Given that the core BI market is fairly consolidated, the major vendors now offer a mature portfolio of products built through years of acquisitions and integrations. As a result, most vendors claim to possess similar core BI functionality. In addition, over the past year most vendors have jumped on buzzword bandwagons around Big Data, Fast Data, and mobile BI. These factors have further complicated the BI selection problem.
Ovum believes the selection challenge now warrants a longer and more detailed evaluation process of customer requirements and vendor offerings. Ovum has attempted to help customers shorten the process with its Decision Matrix (ODM), which provides direct assessments of the eight top players in the BI market and categorises them into Leaders, Challengers and Followers.

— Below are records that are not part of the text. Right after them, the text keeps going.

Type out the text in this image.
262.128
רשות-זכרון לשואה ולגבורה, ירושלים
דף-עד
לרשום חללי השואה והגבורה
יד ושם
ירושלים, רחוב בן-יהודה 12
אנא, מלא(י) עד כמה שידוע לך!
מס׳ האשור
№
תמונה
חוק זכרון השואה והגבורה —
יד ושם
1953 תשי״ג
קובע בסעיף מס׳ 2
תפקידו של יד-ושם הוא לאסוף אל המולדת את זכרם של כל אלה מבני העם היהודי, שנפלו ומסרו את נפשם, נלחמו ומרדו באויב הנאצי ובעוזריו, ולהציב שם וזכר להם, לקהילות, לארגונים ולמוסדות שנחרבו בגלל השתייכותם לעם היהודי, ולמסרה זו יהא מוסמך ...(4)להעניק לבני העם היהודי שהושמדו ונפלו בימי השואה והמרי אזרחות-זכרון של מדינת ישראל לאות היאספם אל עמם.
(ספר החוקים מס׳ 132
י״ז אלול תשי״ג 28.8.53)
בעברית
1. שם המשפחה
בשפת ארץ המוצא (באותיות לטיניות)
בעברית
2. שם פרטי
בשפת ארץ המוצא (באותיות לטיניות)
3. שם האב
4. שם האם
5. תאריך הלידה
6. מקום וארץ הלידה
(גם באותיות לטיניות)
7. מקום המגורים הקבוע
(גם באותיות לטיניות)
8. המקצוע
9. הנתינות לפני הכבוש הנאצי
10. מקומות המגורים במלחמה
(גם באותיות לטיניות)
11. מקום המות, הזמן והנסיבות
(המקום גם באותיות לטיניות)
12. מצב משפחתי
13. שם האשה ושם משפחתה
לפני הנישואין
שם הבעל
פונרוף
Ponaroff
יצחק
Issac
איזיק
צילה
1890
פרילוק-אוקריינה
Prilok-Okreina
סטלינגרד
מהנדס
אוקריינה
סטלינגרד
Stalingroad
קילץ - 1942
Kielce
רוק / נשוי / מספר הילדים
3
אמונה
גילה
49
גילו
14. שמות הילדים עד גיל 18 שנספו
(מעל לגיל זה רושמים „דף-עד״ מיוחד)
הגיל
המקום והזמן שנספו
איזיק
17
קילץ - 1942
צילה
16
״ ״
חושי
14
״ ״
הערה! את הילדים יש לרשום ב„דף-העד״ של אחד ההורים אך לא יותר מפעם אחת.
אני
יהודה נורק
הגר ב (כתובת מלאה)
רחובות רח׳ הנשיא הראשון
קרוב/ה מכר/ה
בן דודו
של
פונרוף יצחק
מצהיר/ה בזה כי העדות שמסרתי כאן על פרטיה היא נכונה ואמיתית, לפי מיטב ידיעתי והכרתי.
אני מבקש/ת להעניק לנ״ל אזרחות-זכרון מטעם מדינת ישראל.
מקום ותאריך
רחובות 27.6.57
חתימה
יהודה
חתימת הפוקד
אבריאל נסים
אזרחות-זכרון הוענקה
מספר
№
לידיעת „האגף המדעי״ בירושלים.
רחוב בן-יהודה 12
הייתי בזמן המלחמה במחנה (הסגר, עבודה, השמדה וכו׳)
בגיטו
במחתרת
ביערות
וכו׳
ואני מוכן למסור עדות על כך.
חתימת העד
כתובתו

The ODM focuses on each vendor's technical prowess in BI, and takes feedback from organizations that have used or continue to use each solution, reporting on their stated levels of satisfaction. Vendors covered in this report include IBM, Qliktech, Pentaho, Oracle, Microsoft, Microstrategy, SAP and SAS.
“The overall market appears to be recording healthy growth rates in spite of the fears of a double-dip recession in Europe and reduced investor confidence in global financial markets. A large part of this growth is driven by new license revenue and not merely maintenance and services. This reflects the expansion of BI deployments from departmental to organizational, the constant change in analytic goalposts, and continuing investment in newer analytic technologies.” comments Mukherjee.
The ODM reveals that different kinds of BI platform continue to meet diverse end-user needs, but common themes are emerging, such as the movement of BI closer to the database and the renewed focus on increasing the usage of BI in the organization.
Each of the identified leaders plays to its particular strength, while providing strong core BI and data management functionality. However, there are differences in the approach each vendor takes to the market. Mega-vendors are increasingly bundling BI as an integral part of transformational projects and putting analytics at the heart of business decisions. A few vendors are going beyond a tool based approach to BI, instead offering BI as a solution to vertical- and function-specific problems. Yet others are choosing to maintain a core focus on usability and the democratization of BI.
“As the scope and size of analytic problems continue to change, there is an increasing need for organisations to invest in a versatile BI solution that can tackle complex datasets and yet cater to both business and IT,” concludes Mukherjee.